Although JIA has been known by other names in the past, including juvenile rheumatoid arthritis, it has always referred to a category of diseases where a child’s joints are assaulted by what’s normally supposed to defend them – the immune system. Disorders in which someone is attacked by their own immune system are known as autoimmune diseases and are often managed by a rheumatologist. While we don’t completely understand the reasons autoimmune diseases develop, we believe that a piece of the puzzle involves certain genes (specific sections of DNA inherited from parents) that inappropriately allow the immune system to become “overactive” and damage parts of the body.
Many autoimmune diseases are quite rare in children but JIA is relatively common. In fact, it’s diagnosed in nearly one of every 1,000 children in the U.S. each year. Of the seven subtypes of JIA, the most common is oligoarticular. This accounts for 50 – 80 percent of JIA and occurs three times more often in girls than boys. The peak age of onset is around 2 years.
Children with oligoarticular JIA have four or fewer involved joints. Although almost any joint can be affected with this type of JIA, close to 90 percent of patients have their knee joint affected. Children with this disease are also at risk for developing uveitis (inflammation in the eyes).

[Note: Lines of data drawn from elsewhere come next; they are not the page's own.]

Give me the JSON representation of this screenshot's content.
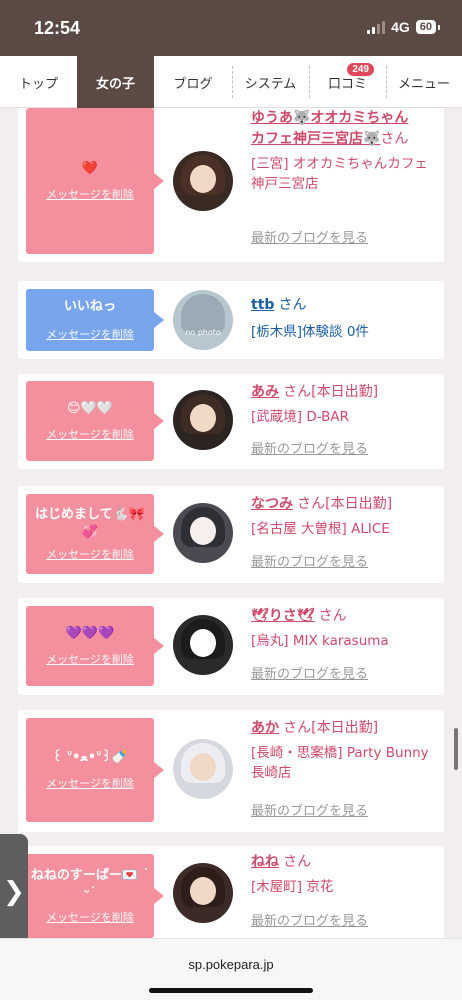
{
  "status": {
    "time": "12:54",
    "network": "4G",
    "battery": "60"
  },
  "nav": {
    "tabs": [
      {
        "label": "トップ"
      },
      {
        "label": "女の子"
      },
      {
        "label": "ブログ"
      },
      {
        "label": "システム"
      },
      {
        "label": "口コミ",
        "badge": "249"
      },
      {
        "label": "メニュー"
      }
    ]
  },
  "common": {
    "delete_label": "メッセージを削除",
    "blog_label": "最新のブログを見る",
    "san": "さん"
  },
  "cards": [
    {
      "message": "❤️",
      "name_line1": "ゆうあ🐺オオカミちゃん",
      "name_line2": "カフェ神戸三宮店🐺",
      "san": "さん",
      "shop": "[三宮] オオカミちゃんカフェ神戸三宮店",
      "blog": "最新のブログを見る"
    },
    {
      "message": "いいねっ",
      "name": "ttb",
      "san": "さん",
      "shop": "[栃木県]体験談 0件",
      "avatar_text": "no photo"
    },
    {
      "message": "😊🤍🤍",
      "name": "あみ",
      "san": "さん[本日出勤]",
      "shop": "[武蔵境] D-BAR",
      "blog": "最新のブログを見る"
    },
    {
      "message": "はじめまして🐇🎀💞",
      "name": "なつみ",
      "san": "さん[本日出勤]",
      "shop": "[名古屋 大曽根] ALICE",
      "blog": "最新のブログを見る"
    },
    {
      "message": "💜💜💜",
      "name": "🕊りさ🕊",
      "san": "さん",
      "shop": "[烏丸] MIX karasuma",
      "blog": "最新のブログを見る"
    },
    {
      "message": "꒰ ᐡ•ﻌ•ᐡ꒱🍼",
      "name": "あか",
      "san": "さん[本日出勤]",
      "shop": "[長崎・思案橋] Party Bunny 長崎店",
      "blog": "最新のブログを見る"
    },
    {
      "message": "ねねのすーぱー💌 ˙ᵕ˙",
      "name": "ねね",
      "san": "さん",
      "shop": "[木屋町] 京花",
      "blog": "最新のブログを見る"
    }
  ],
  "side_handle": "❯",
  "browser": {
    "url": "sp.pokepara.jp"
  },
  "colors": {
    "header_brown": "#5a4a43",
    "bubble_pink": "#f4909d",
    "bubble_blue": "#79a5ec",
    "name_pink": "#d24a6a",
    "link_blue": "#1d5fa7"
  }
}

In contrast to most other joint problems, oligoarticular JIA is often painless so children will continue to play without much complaint. In fact, if they have prominent pain, other causes of arthritis like injury or infection should be considered. A far more typical symptom in oligoarticular JIA is joint stiffness. Parents often comment that their child is “walking like an old person” after waking up in the morning or following a nap. However, after the joint warms up, the stiff walk and limp generally improves. This observation can be extremely useful for a physician when they are trying to sort out what might be going on with a child with joint complaints. Although there’s no test to diagnose JIA, blood tests and imaging studies (x-rays, CTs or MRIs) may be obtained during the evaluation.
Once a JIA diagnosis has been made, it’s important to start medications to calm the immune system and reduce inflammation in affected joints. As recently as 15 years ago, therapies for JIA were limited and sometimes had significant side effects. Fortunately, there has been major progress in our understanding and treatment of JIA. Perhaps the biggest leap forward has been the development of medications that more specifically target the overactive parts of the immune system yet produce fewer side effects. And, although we’re not yet able to cure JIA, we now have a great chance of controlling the disease and allowing most children to lead active, largely normal lives with these new medications.